The work of Borel and Chevalley led to parallel developments for reductive algebraic groups over fields of arbitrary characteristic, with algebraic geometry replacing differential geometry and the term flag variety becoming common.
While the people I've mentioned certainly deserve most of the credit for recognizing the essential role of flag manifolds or varieties in the study of geometry and representation theory associated to reductive groups, I'm still left with some uncertainty:
What are the earliest sources in the literature for these terms?
ADDED: The original reason for using the word "flag" in this context is a minor though interesting part of my question; but as the comments here indicate there is some variation in the folklore. In old literature on traditional projective geometry a "flag" is sometimes defined as a pair consisting of a point and a line through it, but that doesn't help much with the etymology. Is there more than folklore?

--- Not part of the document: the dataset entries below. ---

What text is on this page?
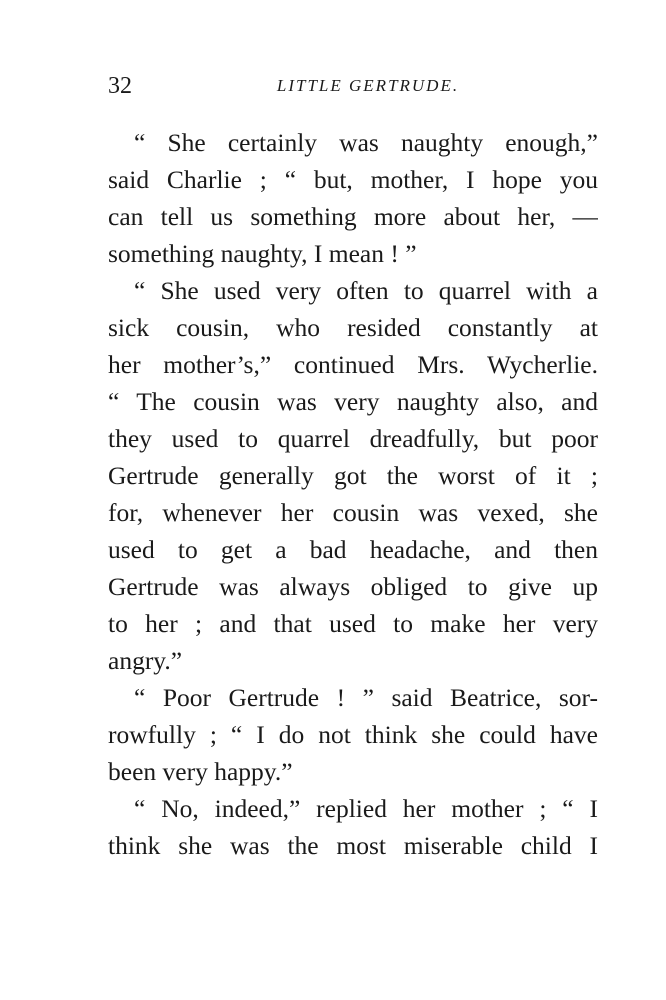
32	LITTLE GERTRUDE.
“ She certainly was naughty enough,”
said Charlie ; “ but, mother, I hope you
can tell us something more about her, —
something naughty, I mean ! ”
“ She used very often to quarrel with a
sick cousin, who resided constantly at
her mother’s,” continued Mrs. Wycherlie.
“ The cousin was very naughty also, and
they used to quarrel dreadfully, but poor
Gertrude generally got the worst of it ;
for, whenever her cousin was vexed, she
used to get a bad headache, and then
Gertrude was always obliged to give up
to her ; and that used to make her very
angry.”
“ Poor Gertrude ! ” said Beatrice, sor-
rowfully ; “ I do not think she could have
been very happy.”
“ No, indeed,” replied her mother ; “ I
think she was the most miserable child I
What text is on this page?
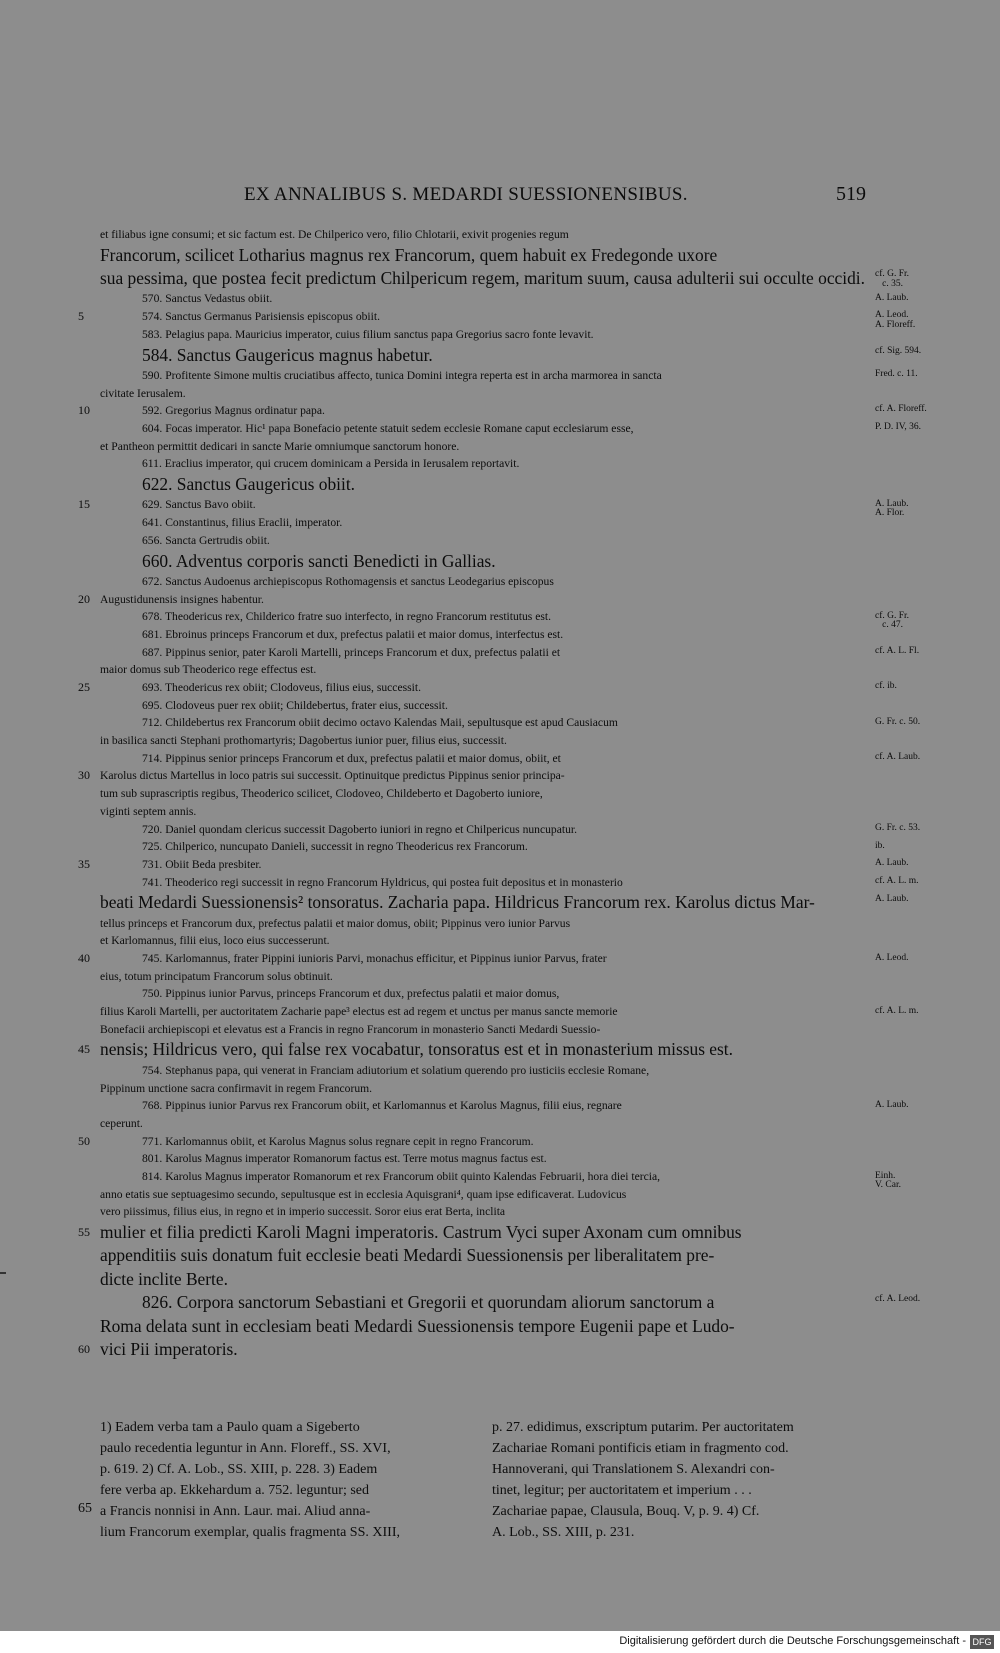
EX ANNALIBUS S. MEDARDI SUESSIONENSIBUS.	519
et filiabus igne consumi; et sic factum est. De Chilperico vero, filio Chlotarii, exivit progenies regum
Francorum, scilicet Lotharius magnus rex Francorum, quem habuit ex Fredegonde uxore
sua pessima, que postea fecit predictum Chilpericum regem, maritum suum, causa adulterii sui occulte occidi.
570. Sanctus Vedastus obiit.
574. Sanctus Germanus Parisiensis episcopus obiit.
5
583. Pelagius papa. Mauricius imperator, cuius filium sanctus papa Gregorius sacro fonte levavit.
584. Sanctus Gaugericus magnus habetur.
590. Profitente Simone multis cruciatibus affecto, tunica Domini integra reperta est in archa marmorea in sancta
civitate Ierusalem.
592. Gregorius Magnus ordinatur papa.
10
604. Focas imperator. Hic¹ papa Bonefacio petente statuit sedem ecclesie Romane caput ecclesiarum esse,
et Pantheon permittit dedicari in sancte Marie omniumque sanctorum honore.
611. Eraclius imperator, qui crucem dominicam a Persida in Ierusalem reportavit.
622. Sanctus Gaugericus obiit.
629. Sanctus Bavo obiit.
15
641. Constantinus, filius Eraclii, imperator.
656. Sancta Gertrudis obiit.
660. Adventus corporis sancti Benedicti in Gallias.
672. Sanctus Audoenus archiepiscopus Rothomagensis et sanctus Leodegarius episcopus
Augustidunensis insignes habentur.
20
678. Theodericus rex, Childerico fratre suo interfecto, in regno Francorum restitutus est.
681. Ebroinus princeps Francorum et dux, prefectus palatii et maior domus, interfectus est.
687. Pippinus senior, pater Karoli Martelli, princeps Francorum et dux, prefectus palatii et
maior domus sub Theoderico rege effectus est.
693. Theodericus rex obiit; Clodoveus, filius eius, successit.
25
695. Clodoveus puer rex obiit; Childebertus, frater eius, successit.
712. Childebertus rex Francorum obiit decimo octavo Kalendas Maii, sepultusque est apud Causiacum
in basilica sancti Stephani prothomartyris; Dagobertus iunior puer, filius eius, successit.
714. Pippinus senior princeps Francorum et dux, prefectus palatii et maior domus, obiit, et
Karolus dictus Martellus in loco patris sui successit. Optinuitque predictus Pippinus senior principa-
30
tum sub suprascriptis regibus, Theoderico scilicet, Clodoveo, Childeberto et Dagoberto iuniore,
viginti septem annis.
720. Daniel quondam clericus successit Dagoberto iuniori in regno et Chilpericus nuncupatur.
725. Chilperico, nuncupato Danieli, successit in regno Theodericus rex Francorum.
731. Obiit Beda presbiter.
35
741. Theoderico regi successit in regno Francorum Hyldricus, qui postea fuit depositus et in monasterio
beati Medardi Suessionensis² tonsoratus. Zacharia papa. Hildricus Francorum rex. Karolus dictus Mar-
tellus princeps et Francorum dux, prefectus palatii et maior domus, obiit; Pippinus vero iunior Parvus
et Karlomannus, filii eius, loco eius successerunt.
745. Karlomannus, frater Pippini iunioris Parvi, monachus efficitur, et Pippinus iunior Parvus, frater
40
eius, totum principatum Francorum solus obtinuit.
750. Pippinus iunior Parvus, princeps Francorum et dux, prefectus palatii et maior domus,
filius Karoli Martelli, per auctoritatem Zacharie pape³ electus est ad regem et unctus per manus sancte memorie
Bonefacii archiepiscopi et elevatus est a Francis in regno Francorum in monasterio Sancti Medardi Suessio-
nensis; Hildricus vero, qui false rex vocabatur, tonsoratus est et in monasterium missus est.
45
754. Stephanus papa, qui venerat in Franciam adiutorium et solatium querendo pro iusticiis ecclesie Romane,
Pippinum unctione sacra confirmavit in regem Francorum.
768. Pippinus iunior Parvus rex Francorum obiit, et Karlomannus et Karolus Magnus, filii eius, regnare
ceperunt.
771. Karlomannus obiit, et Karolus Magnus solus regnare cepit in regno Francorum.
50
801. Karolus Magnus imperator Romanorum factus est. Terre motus magnus factus est.
814. Karolus Magnus imperator Romanorum et rex Francorum obiit quinto Kalendas Februarii, hora diei tercia,
anno etatis sue septuagesimo secundo, sepultusque est in ecclesia Aquisgrani⁴, quam ipse edificaverat. Ludovicus
vero piissimus, filius eius, in regno et in imperio successit. Soror eius erat Berta, inclita
mulier et filia predicti Karoli Magni imperatoris. Castrum Vyci super Axonam cum omnibus
55
appenditiis suis donatum fuit ecclesie beati Medardi Suessionensis per liberalitatem pre-
dicte inclite Berte.
826. Corpora sanctorum Sebastiani et Gregorii et quorundam aliorum sanctorum a
Roma delata sunt in ecclesiam beati Medardi Suessionensis tempore Eugenii pape et Ludo-
vici Pii imperatoris.
60
cf. G. Fr.
c. 35.
A. Laub.
A. Leod.
A. Floreff.
cf. Sig. 594.
Fred. c. 11.
cf. A. Floreff.
P. D. IV, 36.
A. Laub.
A. Flor.
cf. G. Fr.
c. 47.
cf. A. L. Fl.
cf. ib.
G. Fr. c. 50.
cf. A. Laub.
G. Fr. c. 53.
ib.
A. Laub.
cf. A. L. m.
A. Laub.
A. Leod.
cf. A. L. m.
A. Laub.
Einh.
V. Car.
cf. A. Leod.
65
1) Eadem verba tam a Paulo quam a Sigeberto
paulo recedentia leguntur in Ann. Floreff., SS. XVI,
p. 619. 2) Cf. A. Lob., SS. XIII, p. 228. 3) Eadem
fere verba ap. Ekkehardum a. 752. leguntur; sed
a Francis nonnisi in Ann. Laur. mai. Aliud anna-
lium Francorum exemplar, qualis fragmenta SS. XIII,
p. 27. edidimus, exscriptum putarim. Per auctoritatem
Zachariae Romani pontificis etiam in fragmento cod.
Hannoverani, qui Translationem S. Alexandri con-
tinet, legitur; per auctoritatem et imperium . . .
Zachariae papae, Clausula, Bouq. V, p. 9. 4) Cf.
A. Lob., SS. XIII, p. 231.
Digitalisierung gefördert durch die Deutsche Forschungsgemeinschaft - DFG
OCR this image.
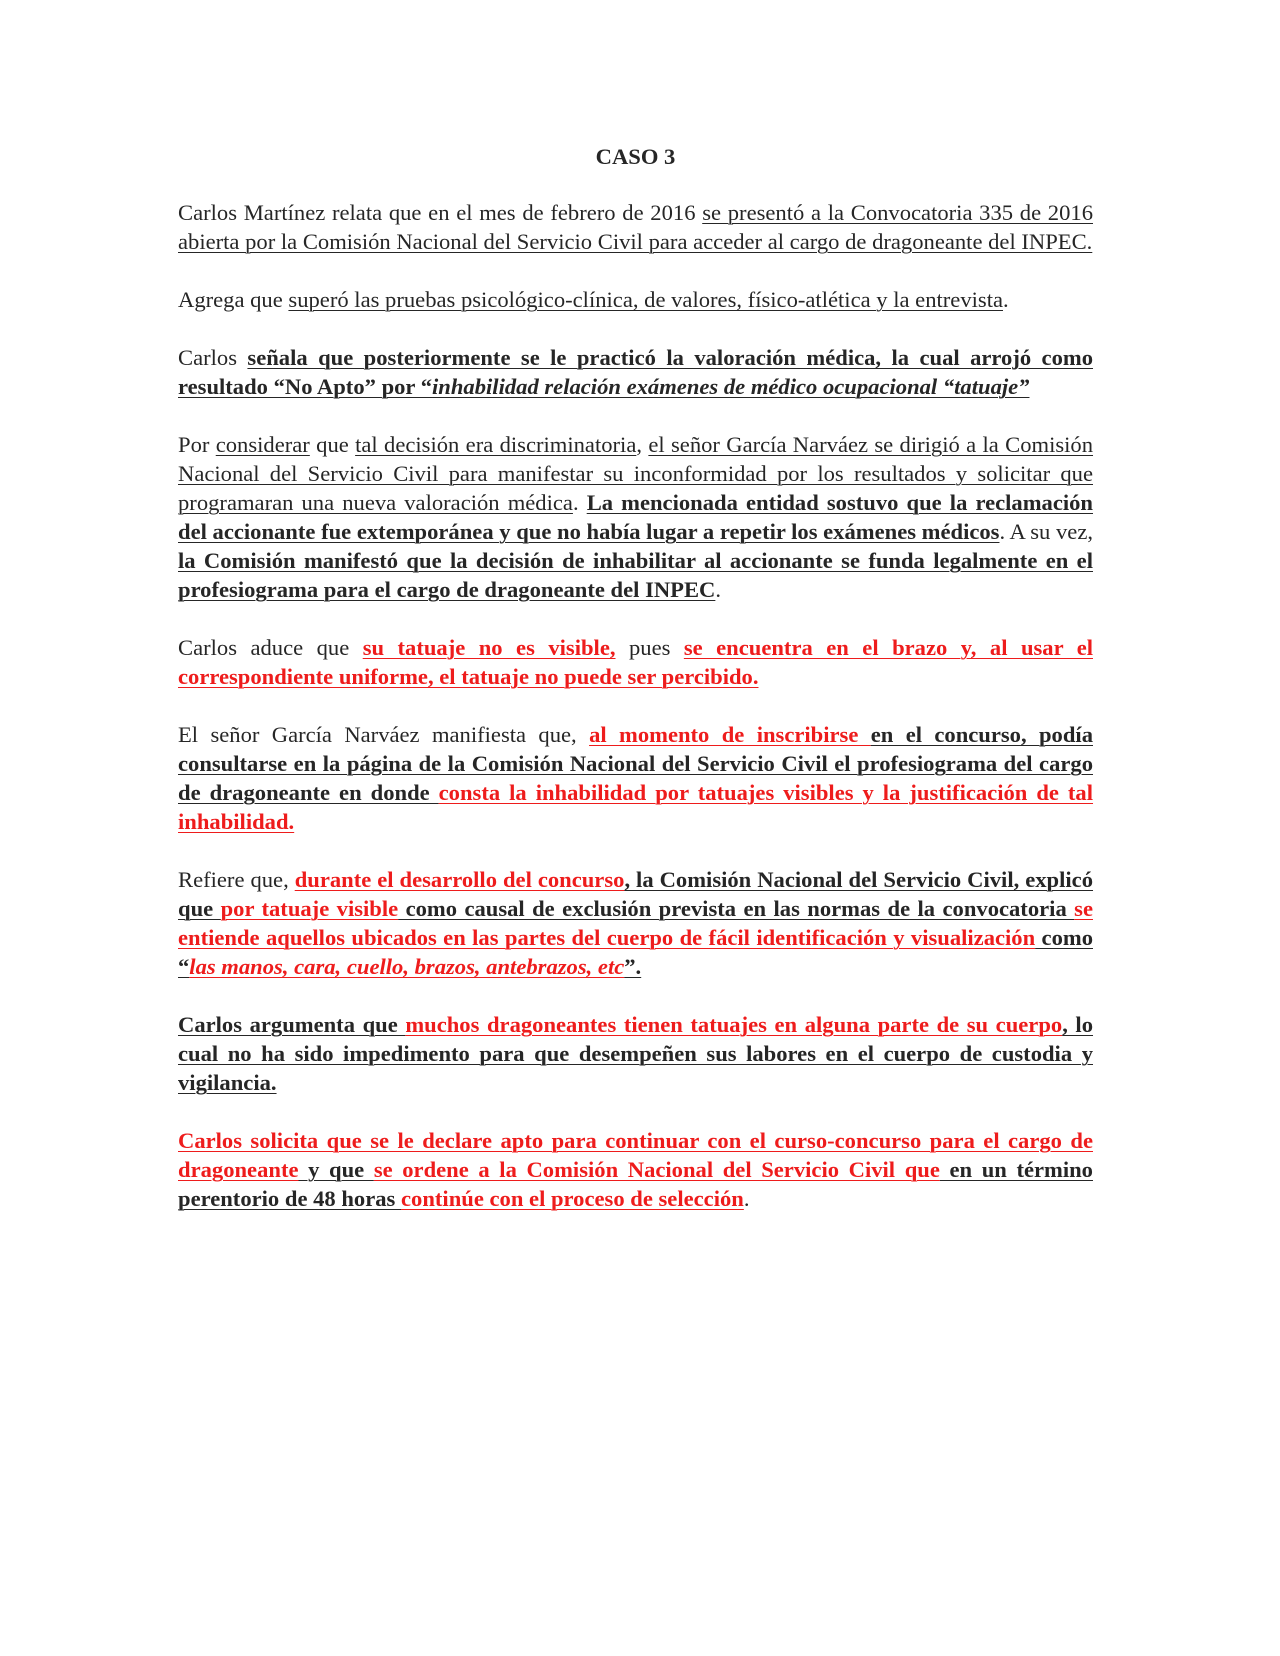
CASO 3

Carlos Martínez relata que en el mes de febrero de 2016 se presentó a la Convocatoria 335 de 2016 abierta por la Comisión Nacional del Servicio Civil para acceder al cargo de dragoneante del INPEC.

Agrega que superó las pruebas psicológico-clínica, de valores, físico-atlética y la entrevista.

Carlos señala que posteriormente se le practicó la valoración médica, la cual arrojó como resultado “No Apto” por “inhabilidad relación exámenes de médico ocupacional “tatuaje”

Por considerar que tal decisión era discriminatoria, el señor García Narváez se dirigió a la Comisión Nacional del Servicio Civil para manifestar su inconformidad por los resultados y solicitar que programaran una nueva valoración médica. La mencionada entidad sostuvo que la reclamación del accionante fue extemporánea y que no había lugar a repetir los exámenes médicos. A su vez, la Comisión manifestó que la decisión de inhabilitar al accionante se funda legalmente en el profesiograma para el cargo de dragoneante del INPEC.

Carlos aduce que su tatuaje no es visible, pues se encuentra en el brazo y, al usar el correspondiente uniforme, el tatuaje no puede ser percibido.

El señor García Narváez manifiesta que, al momento de inscribirse en el concurso, podía consultarse en la página de la Comisión Nacional del Servicio Civil el profesiograma del cargo de dragoneante en donde consta la inhabilidad por tatuajes visibles y la justificación de tal inhabilidad.

Refiere que, durante el desarrollo del concurso, la Comisión Nacional del Servicio Civil, explicó que por tatuaje visible como causal de exclusión prevista en las normas de la convocatoria se entiende aquellos ubicados en las partes del cuerpo de fácil identificación y visualización como “las manos, cara, cuello, brazos, antebrazos, etc”.

Carlos argumenta que muchos dragoneantes tienen tatuajes en alguna parte de su cuerpo, lo cual no ha sido impedimento para que desempeñen sus labores en el cuerpo de custodia y vigilancia.

Carlos solicita que se le declare apto para continuar con el curso-concurso para el cargo de dragoneante y que se ordene a la Comisión Nacional del Servicio Civil que en un término perentorio de 48 horas continúe con el proceso de selección.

Following the answer by Charles, I've looked further at the thesis of Ehresmann and the May 1951 Bourbaki talk by Borel (which like other expository talks is not included in his collected papers). I see more clearly how the notion of flag variety or flag manifold evolved from the older and still somewhat mysterious use of the term flag (Flagge, Fahne, …) in projective geometry, for instance to refer to an incident point-line pair. Near the end of Borel's talk he notes: Cela permet en particulier de montrer que les "varietes de drapeaux" complexes considerees par EHRESMANN dans sa these sont sans torsion …. His use of quotation marks suggests to me that this might actually be the first time that label was applied to what later became known as the flag variety $G/B$ of a reductive Lie or algebraic group. (I wish I had thought to ask him at the right time.)
Best Answer
Armand Borel's Bourbaki Seminar 121 Groupes algébriques is from 1955, and uses "drapeau" (page 7). (It's online at archive.numdam.org.) This may not be the earliest occurrence, but there is a good reason for attention to the full flag variety in this context (the theory of Borel subgroups).
The concept traces back some way, to Ehresmann's thesis in the 1930s; Kolchin's work (the Lie-Kolchin theorem) uses the non-intrinsic language of upper triangular form. Hodge & Pedoe talks about Schubert spaces in general, which would be natural in the enumerative geometry tradition, for which full flags is just one of the cases.
Edit: A further data point is Chern's paper On the Characteristic Classes of Complex Sphere Bundles and Algebraic Varieties (1953), which relies on Ehresmann's work to some extent. The word "flag" is absent (though used by Chern discussing it in his Selected Papers).